Prepulse inhibition

A disruption in sensory and cognitive gating is hypothesized to be at the core of many of the symptoms of schizophrenia. Prepulse inhibition (PPI) refers to the ability of a low-intensity stimulus, or prepulse, to diminish the startle response elicited by a higher-intensity stimulus. This model has gained significant favor in recent years largely due to the findings that schizophrenic patients exhibit deficits in sensory and cognitive gating. This is particularly evident in studies of event-related potentials (ERPs) in the electroencephalogram of schizophrenic patients. The most common ERP paradigm has examined the latency and amplitude of P300 in response to an unpredictable change in a stimulus series (the 'oddball' paradigm). Reduced P300 amplitude in response to novelty in schizophrenic patients has been observed in a large number of studies.43 The P50 ERP exhibits interesting behavior in response to pairs of brief auditory stimuli presented in rapid succession. In normal subjects, the P50 response to the second stimulus is attenuated relative to the first. Schizophrenic subjects, in contrast, often do not show this decreased P50 response to the second stimulus.44 These differences in ERPs suggest that schizophrenic patients have a deficit in the gating or processing of sensory information. Consistent with this, several studies have examined PPI in schizophrenic patients45'46 and found impairment relative to normal control subjects. This impaired sensorimotor gating may underlie the vulnerability in schizophrenia to sensory flooding, cognitive fragmentation, and conceptual disorganization. PPI is disrupted by a wide range of psychotomimetics and can be rescued by treatment with antipsychotic drugs.47 Based on the high degree of face validity, apparent predictive validity, and the ability to strengthen construct validity by disrupting the behavior with multiple classes of psychotomimetics, PPI stands out as the current 'gold standard' assay for evaluating animal models of schizophrenia.

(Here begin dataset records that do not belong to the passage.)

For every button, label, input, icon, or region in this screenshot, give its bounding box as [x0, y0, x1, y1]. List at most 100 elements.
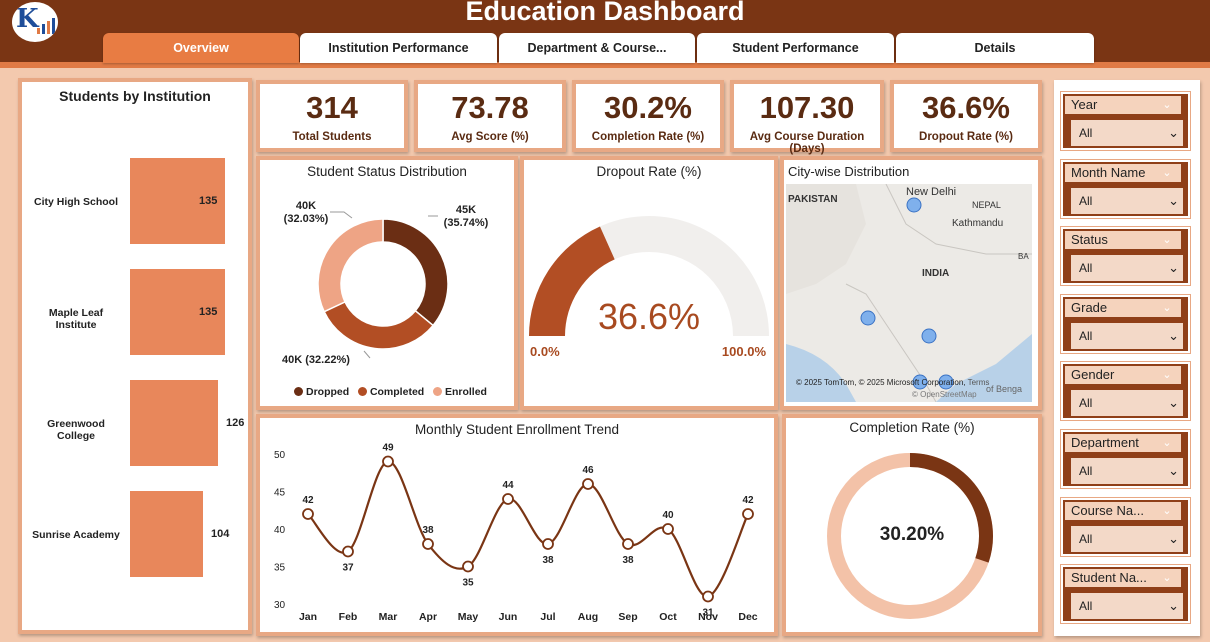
slicer-department[interactable]: Department ⌄ All ⌄: [1061, 430, 1190, 488]
trend-point[interactable]: [462, 560, 474, 573]
chevron-down-icon: ⌄: [1168, 192, 1179, 208]
chevron-down-icon[interactable]: ⌄: [1162, 369, 1172, 382]
slice-value: 40K: [282, 354, 303, 366]
tab-institution-performance[interactable]: Institution Performance: [300, 33, 497, 63]
trend-data-label: 38: [542, 555, 554, 566]
trend-point[interactable]: [382, 455, 394, 468]
trend-point[interactable]: [702, 590, 714, 603]
kpi-value: 30.2%: [604, 90, 692, 125]
trend-line: [307, 460, 749, 598]
slicer-dropdown[interactable]: All ⌄: [1071, 390, 1183, 417]
slicer-dropdown[interactable]: All ⌄: [1071, 593, 1183, 620]
map-area[interactable]: PAKISTAN New Delhi NEPAL Kathmandu INDIA…: [786, 184, 1032, 402]
slice-percent: (35.74%): [443, 217, 489, 229]
slicer-value: All: [1079, 193, 1093, 208]
chevron-down-icon[interactable]: ⌄: [1162, 234, 1172, 247]
bar[interactable]: [130, 269, 225, 355]
kpi-completion-rate: 30.2% Completion Rate (%): [572, 80, 724, 152]
city-marker[interactable]: [921, 328, 937, 344]
slicer-dropdown[interactable]: All ⌄: [1071, 322, 1183, 349]
map-osm: © OpenStreetMap: [912, 390, 977, 399]
kpi-label: Avg Score (%): [451, 131, 529, 143]
legend-item-dropped[interactable]: Dropped: [294, 386, 349, 398]
city-marker[interactable]: [938, 374, 954, 390]
x-tick-label: Jun: [499, 611, 518, 623]
map-label-bay: of Benga: [986, 384, 1023, 394]
donut-slice[interactable]: [317, 218, 384, 313]
slice-percent: (32.22%): [305, 354, 350, 366]
gauge-min-label: 0.0%: [530, 344, 560, 359]
trend-point[interactable]: [302, 508, 314, 520]
slicer-dropdown[interactable]: All ⌄: [1071, 255, 1183, 282]
slicer-dropdown[interactable]: All ⌄: [1071, 458, 1183, 484]
bar-category-label: Greenwood College: [47, 418, 105, 442]
completion-card: Completion Rate (%) 30.20%: [782, 414, 1042, 636]
chevron-down-icon[interactable]: ⌄: [1162, 437, 1172, 449]
chevron-down-icon[interactable]: ⌄: [1162, 572, 1172, 585]
map-label-india: INDIA: [922, 268, 950, 279]
status-chart-title: Student Status Distribution: [307, 164, 467, 179]
bar[interactable]: [130, 491, 203, 577]
kpi-label: Total Students: [292, 131, 372, 143]
slicer-grade[interactable]: Grade ⌄ All ⌄: [1061, 294, 1190, 353]
chevron-down-icon[interactable]: ⌄: [1162, 301, 1172, 314]
trend-point[interactable]: [662, 523, 674, 535]
slicer-dropdown[interactable]: All ⌄: [1071, 525, 1183, 552]
slicer-dropdown[interactable]: All ⌄: [1071, 120, 1183, 146]
map-terms-link[interactable]: Terms: [967, 378, 990, 387]
slicer-course-na[interactable]: Course Na... ⌄ All ⌄: [1061, 497, 1190, 556]
bar[interactable]: [130, 158, 225, 244]
slicer-year[interactable]: Year ⌄ All ⌄: [1061, 92, 1190, 150]
trend-point[interactable]: [542, 538, 554, 550]
trend-data-label: 38: [622, 555, 634, 566]
kpi-value: 36.6%: [922, 90, 1010, 125]
status-legend: Dropped Completed Enrolled: [294, 386, 487, 398]
chevron-down-icon[interactable]: ⌄: [1162, 166, 1172, 179]
slicer-status[interactable]: Status ⌄ All ⌄: [1061, 227, 1190, 286]
x-tick-label: Sep: [618, 611, 637, 623]
city-marker[interactable]: [906, 197, 922, 213]
slice-label-completed: 40K (32.22%): [282, 354, 378, 367]
slicer-label: Student Na...: [1065, 569, 1181, 588]
city-marker[interactable]: [860, 310, 876, 326]
legend-label: Completed: [369, 386, 425, 398]
trend-point[interactable]: [422, 538, 434, 550]
tab-overview[interactable]: Overview: [103, 33, 299, 63]
city-marker[interactable]: [912, 374, 928, 390]
logo: K: [12, 2, 58, 42]
tab-student-performance[interactable]: Student Performance: [697, 33, 894, 63]
slicer-gender[interactable]: Gender ⌄ All ⌄: [1061, 362, 1190, 421]
slicer-label: Year: [1065, 96, 1181, 114]
trend-point[interactable]: [582, 478, 594, 490]
trend-data-label: 42: [302, 495, 314, 506]
dropout-gauge: [529, 216, 769, 336]
chevron-down-icon[interactable]: ⌄: [1162, 99, 1172, 111]
slicer-student-na[interactable]: Student Na... ⌄ All ⌄: [1061, 565, 1190, 624]
legend-item-completed[interactable]: Completed: [357, 386, 425, 398]
donut-slice[interactable]: [382, 218, 449, 327]
tab-details[interactable]: Details: [896, 33, 1094, 63]
completion-fill: [909, 453, 993, 563]
map-label-pakistan: PAKISTAN: [788, 194, 838, 205]
y-tick-label: 40: [274, 525, 286, 536]
chevron-down-icon[interactable]: ⌄: [1162, 504, 1172, 517]
leader-line: [330, 211, 353, 219]
chevron-down-icon: ⌄: [1168, 530, 1179, 546]
tab-department-course[interactable]: Department & Course...: [499, 33, 695, 63]
slicer-value: All: [1079, 396, 1093, 411]
trend-point[interactable]: [342, 545, 354, 558]
bar[interactable]: [130, 380, 218, 466]
legend-item-enrolled[interactable]: Enrolled: [432, 386, 487, 398]
trend-point[interactable]: [502, 493, 514, 505]
dropout-gauge-title: Dropout Rate (%): [596, 164, 702, 179]
trend-point[interactable]: [742, 508, 754, 520]
slicer-month-name[interactable]: Month Name ⌄ All ⌄: [1061, 159, 1190, 218]
legend-label: Dropped: [306, 386, 350, 398]
x-tick-label: May: [458, 611, 479, 623]
x-tick-label: Apr: [419, 611, 437, 623]
slicer-dropdown[interactable]: All ⌄: [1071, 187, 1183, 214]
trend-line-chart: 30 35 40 45 50 42 Jan 37 Feb 49 Mar 38 Apr 35 May 44 Jun…: [274, 443, 758, 624]
trend-point[interactable]: [622, 538, 634, 550]
map-copyright: © 2025 TomTom, © 2025 Microsoft Corporat…: [796, 378, 989, 387]
x-tick-label: Nov: [698, 611, 718, 623]
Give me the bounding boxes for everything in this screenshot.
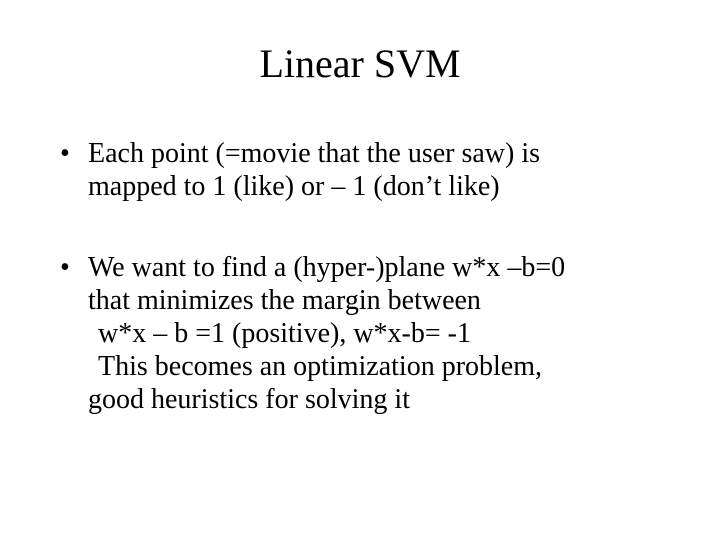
bullet-text-line: This becomes an optimization problem, xyxy=(88,350,660,383)
bullet-text-line: mapped to 1 (like) or – 1 (don’t like) xyxy=(88,171,500,202)
bullet-text-line: w*x – b =1 (positive), w*x-b= -1 xyxy=(88,317,660,350)
bullet-text-line: that minimizes the margin between xyxy=(88,285,481,316)
bullet-item: We want to find a (hyper-)plane w*x –b=0… xyxy=(60,251,660,416)
slide-title: Linear SVM xyxy=(60,40,660,87)
bullet-text-line: We want to find a (hyper-)plane w*x –b=0 xyxy=(88,252,565,283)
bullet-item: Each point (=movie that the user saw) is… xyxy=(60,137,660,203)
bullet-text-line: Each point (=movie that the user saw) is xyxy=(88,138,540,169)
slide: Linear SVM Each point (=movie that the u… xyxy=(0,0,720,540)
bullet-list: Each point (=movie that the user saw) is… xyxy=(60,137,660,416)
bullet-text-line: good heuristics for solving it xyxy=(88,384,410,415)
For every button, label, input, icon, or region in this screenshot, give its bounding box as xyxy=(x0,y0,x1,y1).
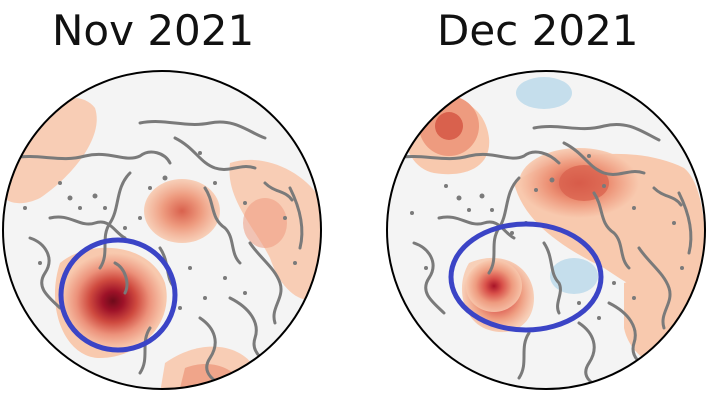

Based largely on psychotomimetic properties in humans, a number of pharmacological tools have been used to induce a state in laboratory animals that is presumed to have some of the underlying pathophysiology of schizophrenia. These pharmacological models fall into three basic categories: DA releasing agents, 5HT2 agonists, and NMDA receptor antagonists.

According to the DA hyperfunction hypothesis of schizophrenia, agents that act to increase dopaminergic transmission should induce psychosis in normal individuals, and should precipitate or exacerbate psychosis in schizophrenics. Consistent with this, a large number of studies have demonstrated psychotomimetic effects of amphetamine 17, cocaine 19, and methylphenidate 20, all compounds that act to increase DA release. Interestingly, these effects do not seem to be mimicked by direct-acting DA agonists, suggesting that a degree of circuit-based spatial selectivity may be important for the psychotomimetic effects of enhanced dopaminergic transmission. The 5HT hypothesis of schizophrenia is driven largely by the hallucinogenic effects of LSD 21, and the finding that LSD interacts with 5HT receptors. Indolamines such as LSD 21 and psilocybin 22, and phenethylamines including dimethoxymethylamphetamine 23 and mescaline 24, constitute the two main classes of hallucinogens. Interestingly, these agents all have relatively high affinity for the 5HT2 subclass of 5HT receptors and in particular have been found to act as 5HT2A agonists. The glutamatergic system has also been implicated in schizophrenia based on the findings that PCP 2 induces a psychotic state in humans that is very similar to that observed in schizophrenic patients, coupled with the finding that the main mode of action of PCP is that of a noncompetitive antagonist of the NMDA subtype of ionotropic glutamate receptor. In support of this NMDA receptor hypofunction model, other noncompetitive NMDA receptor antagonists including ketamine and dizocilpine (MK-801; 25) induce a similar schizophrenia-like state.